We can now compare our evaluation metrics for our tree ensembles and our previous regularized regression models.
| Model | AUROC | AUPRC | Entropy |
|---|---|---|---|
| Lasso | 0.993008748683597 | 0.836911512512884 | 0.0411973893703773 |
| Ridge | 0.991516743545584 | 0.821885589241977 | 0.0637057619270399 |
| Elastic-Net | 0.993159883405898 | 0.841167220442868 | 0.0417216641802348 |
| Random Forest | 0.997945557267591 | 0.919514424299821 | 0.0216243273033408 |
| Boosted Tree | 0.997431946584489 | 0.873486347127061 | 0.0229936663401111 |
The random forest model performed the best based on all evaluation criteria, so let’s use that to predict the 2019 All-NBA team!
# Read in 2018-2019 regular season data and save as matrix
players.2019 <- players %>%
filter(year == 2019) %>%
select(-c(playerID, year, tmID, center, forward, guard, allNBA))
# Make predictions
set.seed(42)
rf.tune.pred.2019 <- predict(rf.tune, players.2019, type = "prob")

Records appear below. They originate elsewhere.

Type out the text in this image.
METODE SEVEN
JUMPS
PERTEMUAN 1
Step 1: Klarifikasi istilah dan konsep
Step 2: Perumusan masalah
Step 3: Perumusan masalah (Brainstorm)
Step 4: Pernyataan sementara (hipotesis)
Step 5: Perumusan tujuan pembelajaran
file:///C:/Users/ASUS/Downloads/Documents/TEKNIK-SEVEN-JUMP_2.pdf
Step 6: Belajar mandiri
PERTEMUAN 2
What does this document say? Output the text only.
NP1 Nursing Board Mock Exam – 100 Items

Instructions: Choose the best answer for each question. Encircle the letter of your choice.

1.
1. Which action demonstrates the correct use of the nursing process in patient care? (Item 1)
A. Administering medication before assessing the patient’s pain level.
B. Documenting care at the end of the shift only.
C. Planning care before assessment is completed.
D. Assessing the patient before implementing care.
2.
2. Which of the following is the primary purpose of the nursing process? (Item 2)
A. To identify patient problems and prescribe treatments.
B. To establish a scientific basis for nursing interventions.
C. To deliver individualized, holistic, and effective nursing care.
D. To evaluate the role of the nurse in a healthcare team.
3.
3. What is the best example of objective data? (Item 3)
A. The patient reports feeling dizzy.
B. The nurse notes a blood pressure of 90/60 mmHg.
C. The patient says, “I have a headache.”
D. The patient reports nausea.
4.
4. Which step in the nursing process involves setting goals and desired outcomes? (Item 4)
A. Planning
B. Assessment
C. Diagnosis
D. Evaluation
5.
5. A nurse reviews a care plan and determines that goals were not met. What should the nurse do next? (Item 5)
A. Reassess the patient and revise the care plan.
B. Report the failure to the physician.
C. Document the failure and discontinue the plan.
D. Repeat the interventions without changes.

| First Team | Second Team | Third Team | |
|---|---|---|---|
| Guard | Bradley Beal | Damian Lillard | Kemba Walker |
| Guard | Russell Westbrook | James Harden | Stephen Curry |
| Forward | Giannis Antetokounmpo | Paul George | LeBron James |
| Forward | Kevin Durant | Blake Griffin | Kawhi Leonard |
| Center | Karl-Anthony Towns | Nikola Jokic | Joel Embiid |
The random forest model provides a very different roster than what our regularized regression models came up with. There are admittedly some questionable choices in there; however, this only highlights the fact that the results of the model’s predictions should be used only as a guide. There are still plenty of improvements that can be made, including but not limited to:
Regardless, it’ll be interesting to see how each predicted roster compares with the actual roster. As of today (May 15th, 2019), we’ll just have to keep waiting!